I also had a word with another cycling shareholder, Geoff Wade from Wickersley in Sheffield. A bit of a pedal in the rain, and he's wishing he'd known what the weather was going to do in advance. This gets us chatting about B&B wishing the same thing, but as regards market trends. "I think they'll come out of it alright. They're basically sound," says Geoff, who was a butcher before he retired. "There's been a lot of hype, and these days that has an effect on share values and it's made things seem worse than they are."

Kent is coming up for his press conference in a sec, after doing the TV interviews first. He's preceded by a B&B staffer who's helpfully researched for the media and found out that the Arena hall can hold 12,000. So they could have fitted 120 EGMs in here, rather than 20.

10.45am:

Kent's patiently working his way through his press conference now. He confirms that he has already interviewed several candidates for the chief executive's job, with more to come. He's clearly looking forward to ending his temporary role as chief exec as well as chairman, which he took on when Steven Crawshaw resigned. "It wasn't a career move for me," he says wryly, adding that he has plenty of other business interests he enjoys.

Resigning as chairman as well, then, when the new chief exec is in place? He won't say, other than that the matter would go to the board and he would do what was right. What would be right? You can't tell this far ahead, he says.

Are predators prowling around - with Spanish bank Santander taking over Alliance & Leicesterafter previously buying Abbey National? "We would have to say, if there had been approaches," says Kent. Those are the rules, and since he doesn't say, there have clearly been no new bids.

11am:

Our friends over at Alphaville have tallied up the audience, and the turnout is even worse than we thought. They make it 56 shareholders, 22 security guards, 15 reporters, between 40 and 50 B&B staff, and three PRs (or "felts") from Finsbury.

11.15am:

The full voting results have just come in, while Kent carries on answering minor questions.
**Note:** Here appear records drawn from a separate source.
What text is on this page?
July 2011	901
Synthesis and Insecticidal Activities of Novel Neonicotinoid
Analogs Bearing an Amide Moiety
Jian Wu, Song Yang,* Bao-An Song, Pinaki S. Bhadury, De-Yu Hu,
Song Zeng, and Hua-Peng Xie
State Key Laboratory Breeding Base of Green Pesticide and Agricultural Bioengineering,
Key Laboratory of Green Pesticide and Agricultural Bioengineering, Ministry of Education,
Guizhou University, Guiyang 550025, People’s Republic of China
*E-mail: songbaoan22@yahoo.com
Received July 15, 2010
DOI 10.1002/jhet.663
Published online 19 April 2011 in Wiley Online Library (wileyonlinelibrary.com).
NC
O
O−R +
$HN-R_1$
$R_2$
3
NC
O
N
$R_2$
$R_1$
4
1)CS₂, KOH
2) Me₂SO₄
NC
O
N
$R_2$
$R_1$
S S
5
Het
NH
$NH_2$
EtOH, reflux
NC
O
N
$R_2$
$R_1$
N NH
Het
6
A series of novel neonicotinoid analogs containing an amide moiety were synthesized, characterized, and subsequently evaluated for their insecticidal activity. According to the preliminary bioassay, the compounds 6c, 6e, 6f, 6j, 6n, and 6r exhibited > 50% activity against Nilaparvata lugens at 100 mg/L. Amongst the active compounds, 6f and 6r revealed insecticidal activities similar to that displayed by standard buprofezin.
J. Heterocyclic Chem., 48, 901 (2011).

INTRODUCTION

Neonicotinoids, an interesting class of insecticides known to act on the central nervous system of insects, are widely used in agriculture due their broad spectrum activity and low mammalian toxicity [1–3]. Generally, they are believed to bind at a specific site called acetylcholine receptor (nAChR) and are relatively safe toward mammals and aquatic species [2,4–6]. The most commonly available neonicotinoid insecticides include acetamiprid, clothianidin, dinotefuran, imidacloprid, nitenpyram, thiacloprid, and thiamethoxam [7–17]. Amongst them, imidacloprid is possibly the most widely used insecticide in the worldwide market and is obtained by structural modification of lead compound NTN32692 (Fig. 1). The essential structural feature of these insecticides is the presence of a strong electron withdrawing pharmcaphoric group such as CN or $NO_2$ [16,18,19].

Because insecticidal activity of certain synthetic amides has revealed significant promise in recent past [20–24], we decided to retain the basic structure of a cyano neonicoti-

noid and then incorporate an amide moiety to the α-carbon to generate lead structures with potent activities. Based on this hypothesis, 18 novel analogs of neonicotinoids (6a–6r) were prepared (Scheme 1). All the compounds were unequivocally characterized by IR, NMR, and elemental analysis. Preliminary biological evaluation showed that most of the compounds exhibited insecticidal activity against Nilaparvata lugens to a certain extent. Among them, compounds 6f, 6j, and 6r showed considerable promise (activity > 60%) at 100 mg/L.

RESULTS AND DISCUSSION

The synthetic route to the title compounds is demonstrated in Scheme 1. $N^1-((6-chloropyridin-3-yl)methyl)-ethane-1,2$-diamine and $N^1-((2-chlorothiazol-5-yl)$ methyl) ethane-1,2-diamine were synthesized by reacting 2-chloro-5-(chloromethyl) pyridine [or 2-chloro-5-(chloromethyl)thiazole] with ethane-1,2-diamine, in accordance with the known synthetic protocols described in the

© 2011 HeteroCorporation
Resolution 1, authorising the rights issue, involved 240,119,256 shares, of which 223,776,317 were cast in favour with 7,013,552 against and 9,324,637 withheld. That's a 93.2% vote in favour, with 6.8% failing to support the rights issue by either voting against or abstaining.

There's a much bigger revolt against Resolution 5, which would give directors the power to use the new shares to pay the dividend, rather than handing out cash. 204,270,309 shares were cast in favour, 29,183,387 against and 6,548,881 withheld. So nearly 15% of B&B's shareholders refused to support it.

Kent then deals with final queries about the cavernous seating for his small meeting. "I like a lot of people to turn up," he says. "I wish more had." An aide chips in that the attendance was about the same as at a routine AGM. "But this wasn't exactly routine," responds one of the reporters. Kent smiles. "I must admit, when I was on the platform, looking at the size of the place, I wondered what it would be like to be up there playing an electric guitar."

11.30am:

And that is really it. My colleagues in London will bring you full reaction to the vote, plus photos and audio from the event. Thanks for reading.